8.14. As we have already stated, section 12 pre-supposes the existence of the relevant principles, and provides, in effect, that evidence is admissible of facts which may bring those principles into play. We shall indicate the principles below.
8.15. Application will vary.-
The application of the section will vary according to the nature of the cause of action, as well as according to the other circumstances. In actions for breach of contract, for example, apart from the damages which would be awarded for the loss arising naturally from the breach of contract-i.e., according to the usual course of things-damages can be claimed for such loss as may reasonably be supposed to have been in the contemplation of the parties as the probable result of this breach. Hence, the special circumstances under which the contract was made, communicated by one party to the other, might be relevant under section 12.1
1. Compare Victoria Laundry Windson v. Newman, (1946) 2 All ER 806.
8.16. Consequences of breach of contract.-
As to the consequences of breach of contract, the Indian Contract Act1 provides as follows:-
"73. When a contract has been broken, the party who suffers by such breach is entitled to receive, from the party who has broken the contract, compensation for any loss or damage caused to him thereby, which naturally arose in the usual course of things from such breach, or which the parties knew, when they made the contract, to be likely to result from the breach of it.
Such compensation is not to be given for any remote and indirect loss or damage sustained by reason of the breach.
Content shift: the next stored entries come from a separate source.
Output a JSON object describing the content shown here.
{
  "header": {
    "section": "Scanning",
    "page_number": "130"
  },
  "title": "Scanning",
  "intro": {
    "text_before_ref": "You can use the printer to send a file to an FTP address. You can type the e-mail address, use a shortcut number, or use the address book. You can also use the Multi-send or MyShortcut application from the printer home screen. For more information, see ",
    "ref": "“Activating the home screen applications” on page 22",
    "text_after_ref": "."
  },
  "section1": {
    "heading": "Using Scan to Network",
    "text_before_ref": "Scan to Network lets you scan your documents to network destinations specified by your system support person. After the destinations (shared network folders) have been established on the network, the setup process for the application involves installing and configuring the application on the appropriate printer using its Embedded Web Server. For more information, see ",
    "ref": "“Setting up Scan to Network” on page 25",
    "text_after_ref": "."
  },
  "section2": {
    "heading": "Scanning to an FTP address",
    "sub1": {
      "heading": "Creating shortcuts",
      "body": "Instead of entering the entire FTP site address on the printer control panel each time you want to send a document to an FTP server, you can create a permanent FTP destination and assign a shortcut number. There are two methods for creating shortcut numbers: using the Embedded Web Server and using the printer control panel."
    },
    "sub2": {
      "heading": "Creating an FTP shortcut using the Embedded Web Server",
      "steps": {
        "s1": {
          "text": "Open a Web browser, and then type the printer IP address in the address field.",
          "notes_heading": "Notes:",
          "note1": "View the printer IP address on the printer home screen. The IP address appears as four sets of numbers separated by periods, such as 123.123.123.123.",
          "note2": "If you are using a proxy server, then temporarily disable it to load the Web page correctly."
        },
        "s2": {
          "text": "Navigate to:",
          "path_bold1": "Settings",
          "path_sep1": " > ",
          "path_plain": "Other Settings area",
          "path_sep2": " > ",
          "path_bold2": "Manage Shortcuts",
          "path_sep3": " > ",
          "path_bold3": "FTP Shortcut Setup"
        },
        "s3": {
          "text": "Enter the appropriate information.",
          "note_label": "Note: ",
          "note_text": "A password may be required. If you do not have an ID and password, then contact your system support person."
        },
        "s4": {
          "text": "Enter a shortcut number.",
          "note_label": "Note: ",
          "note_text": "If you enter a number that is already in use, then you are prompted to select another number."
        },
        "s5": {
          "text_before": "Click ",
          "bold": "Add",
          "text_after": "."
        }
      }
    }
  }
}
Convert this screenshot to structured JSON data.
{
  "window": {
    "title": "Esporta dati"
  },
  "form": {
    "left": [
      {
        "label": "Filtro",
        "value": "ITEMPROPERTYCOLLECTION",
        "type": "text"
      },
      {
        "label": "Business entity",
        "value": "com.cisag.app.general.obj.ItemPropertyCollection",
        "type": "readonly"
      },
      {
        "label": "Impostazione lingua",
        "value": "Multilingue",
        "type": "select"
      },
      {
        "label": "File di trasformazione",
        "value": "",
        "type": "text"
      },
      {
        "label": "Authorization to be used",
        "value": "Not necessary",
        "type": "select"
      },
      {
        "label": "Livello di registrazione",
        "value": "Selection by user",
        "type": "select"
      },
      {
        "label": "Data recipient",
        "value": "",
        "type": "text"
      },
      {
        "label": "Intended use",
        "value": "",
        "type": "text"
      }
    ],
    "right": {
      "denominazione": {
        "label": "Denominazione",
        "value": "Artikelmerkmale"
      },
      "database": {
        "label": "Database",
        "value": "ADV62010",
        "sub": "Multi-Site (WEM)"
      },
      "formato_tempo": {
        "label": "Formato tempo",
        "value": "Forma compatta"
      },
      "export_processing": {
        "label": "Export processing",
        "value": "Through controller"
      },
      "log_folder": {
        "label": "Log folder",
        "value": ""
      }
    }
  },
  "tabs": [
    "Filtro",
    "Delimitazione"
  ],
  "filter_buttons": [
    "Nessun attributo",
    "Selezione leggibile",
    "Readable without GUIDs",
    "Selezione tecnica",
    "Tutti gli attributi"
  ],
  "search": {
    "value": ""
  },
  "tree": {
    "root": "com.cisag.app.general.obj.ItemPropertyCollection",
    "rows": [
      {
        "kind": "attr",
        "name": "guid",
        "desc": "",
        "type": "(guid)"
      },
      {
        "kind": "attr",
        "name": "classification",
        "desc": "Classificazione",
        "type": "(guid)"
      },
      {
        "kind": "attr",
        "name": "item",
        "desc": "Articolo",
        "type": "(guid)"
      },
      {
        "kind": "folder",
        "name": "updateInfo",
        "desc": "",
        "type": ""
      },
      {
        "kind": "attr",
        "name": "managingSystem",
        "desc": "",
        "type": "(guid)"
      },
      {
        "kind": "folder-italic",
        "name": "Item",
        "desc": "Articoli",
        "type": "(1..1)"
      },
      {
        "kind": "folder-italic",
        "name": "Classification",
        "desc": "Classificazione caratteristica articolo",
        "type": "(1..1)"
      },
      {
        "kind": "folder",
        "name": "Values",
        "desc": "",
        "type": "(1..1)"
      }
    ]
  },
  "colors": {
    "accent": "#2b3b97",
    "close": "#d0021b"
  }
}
When an obligation resembling those created by contract has been incurred and has not been discharged, any person injured by the failure to discharge it is entitled to receive the same compensation from the party in default, as if such person had contracted to discharge it and had broken his contract.
Explanation.-In estimating the loss or damage arising from a breach of contract, the means which existed of remedying the inconvenience caused by the non-performance of the contract must be taken into account".
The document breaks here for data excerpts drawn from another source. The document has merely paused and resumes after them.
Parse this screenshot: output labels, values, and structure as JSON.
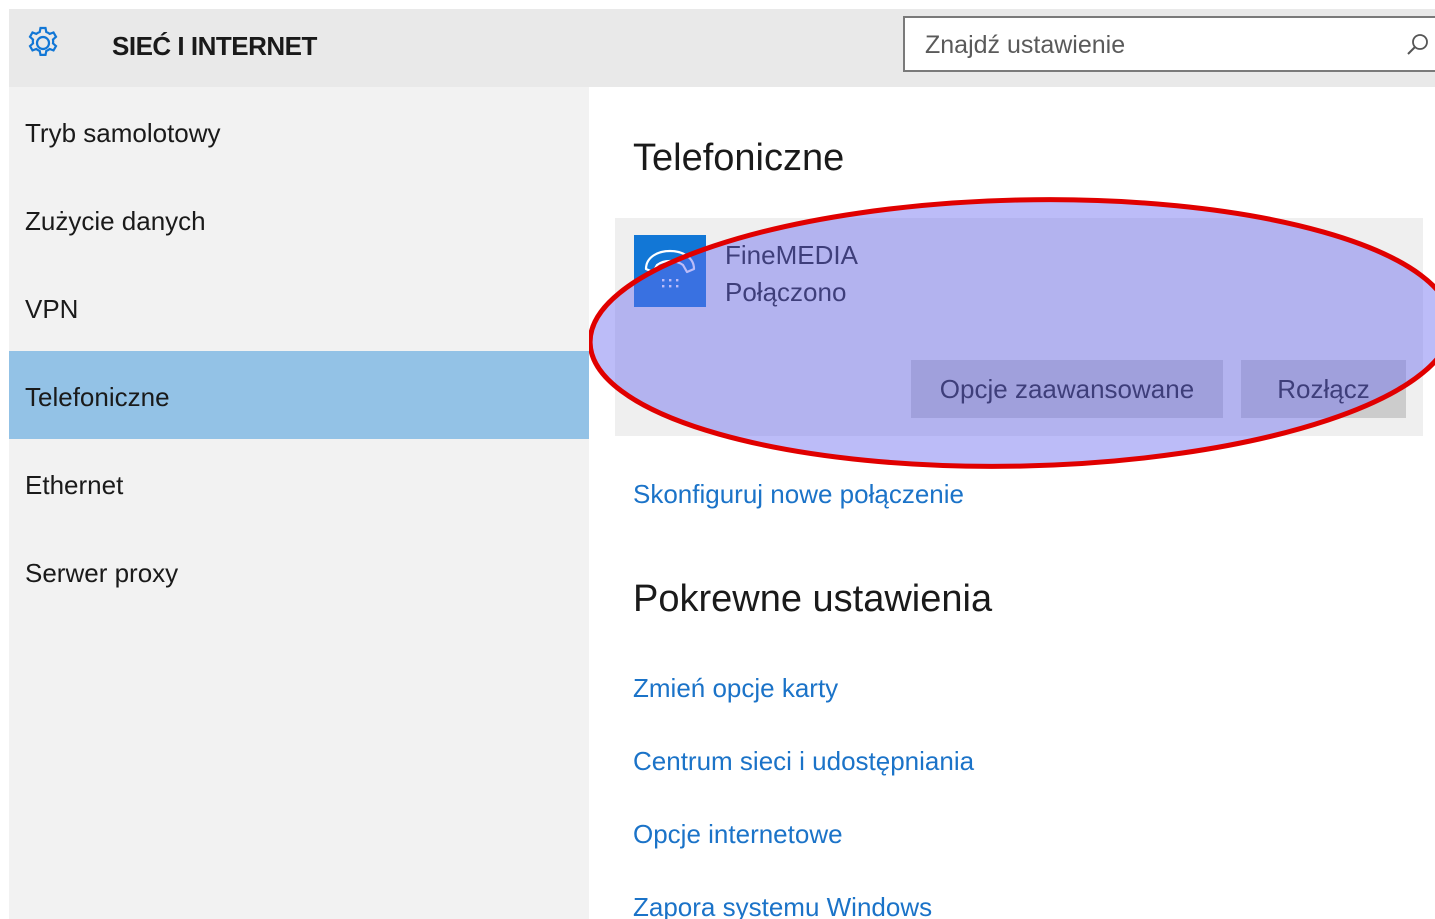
{
  "header": {
    "title": "SIEĆ I INTERNET",
    "gear_icon": "gear-icon",
    "search": {
      "placeholder": "Znajdź ustawienie",
      "icon": "search-icon"
    }
  },
  "sidebar": {
    "items": [
      {
        "label": "Tryb samolotowy",
        "selected": false
      },
      {
        "label": "Zużycie danych",
        "selected": false
      },
      {
        "label": "VPN",
        "selected": false
      },
      {
        "label": "Telefoniczne",
        "selected": true
      },
      {
        "label": "Ethernet",
        "selected": false
      },
      {
        "label": "Serwer proxy",
        "selected": false
      }
    ]
  },
  "main": {
    "title": "Telefoniczne",
    "connection": {
      "icon": "dialup-phone-icon",
      "name": "FineMEDIA",
      "status": "Połączono",
      "advanced_button": "Opcje zaawansowane",
      "disconnect_button": "Rozłącz"
    },
    "setup_link": "Skonfiguruj nowe połączenie",
    "related_title": "Pokrewne ustawienia",
    "related_links": [
      "Zmień opcje karty",
      "Centrum sieci i udostępniania",
      "Opcje internetowe",
      "Zapora systemu Windows"
    ]
  },
  "colors": {
    "accent": "#1277d6",
    "selected_nav": "#93c2e6",
    "link": "#1b73c8",
    "highlight_fill": "#b3b3f5",
    "highlight_stroke": "#e00000"
  }
}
1. Section 73, Indian Contract Act, 1872.
8.17. Section 73, Contract Act analysed.-
According to this section, in estimating the loss or damage for which compensation is made recoverable in cases of breach of contract, the following broad rules are to be followed as guidelines:
(1) Damages recoverable must be such as naturally arise in the usual course of things from the breach of contract; or
(2) It must be damage which the parties knew, when they made the contract, to be likely to result from the breach;
(3) Such damage must in neither case be remote or indirect; and
(4) In both cases, the means which existed of remedying the inconvenience caused by the non-performance of the contract, that is to say, from the breach, must be taken into account.
In actions for tort also, apart from general damages, special damages can be sought. Evidence required to assess special damages will be particularly relevant under section 12.
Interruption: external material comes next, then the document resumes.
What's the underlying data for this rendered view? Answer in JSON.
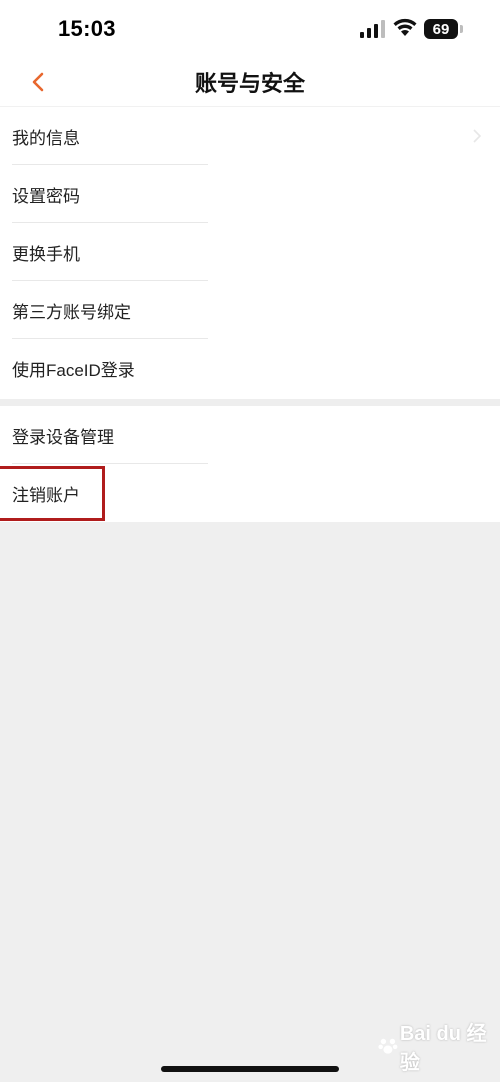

8.19. Variety of evidence.-
Evidence useful for determining the amount of damages under section 12 could, therefore, be of wide variety. In cases where a claim is for compensation for death, specialised evidence may, for example, be useful. Preparation of the analysis of gross and net earnings of a deceased person may require the help of accountants. An actuary can give evidence of the life expectancies of the deceased and beneficiaries. Evidence of ordinary witnesses might be required to show the prospects of the deceased increasing or decreasing his income, and the probable benefits that would flow to his family.
Even the evidence of economists as to the cost of living and similar factors may be useful.1 While the court cannot compel a physical examination of a claimant, the health of claimants may be relevant.2 In an English case,3 Phillimore, J., while refusing to speculate on the likelihood of the re-marriage of a widow, suggested that the statistics of the various ages at which women re-marry might be appropriate.
1 Mallett v. Mc Onagle, (1969) 2 All ER 178.
2 Baugh v. Delta Water Fittings Ltd., (1971) 3 All ER 258.
3 Buckley v. John Allen etc. Ltd., (1967) 1 All ER 539.
8.20. Awards in similar cases.-
In assessing the amount of damages, the court can also take into consideration awards in similar cases.1
1 Waldon v. War Office, (1956) 1 WLR 51.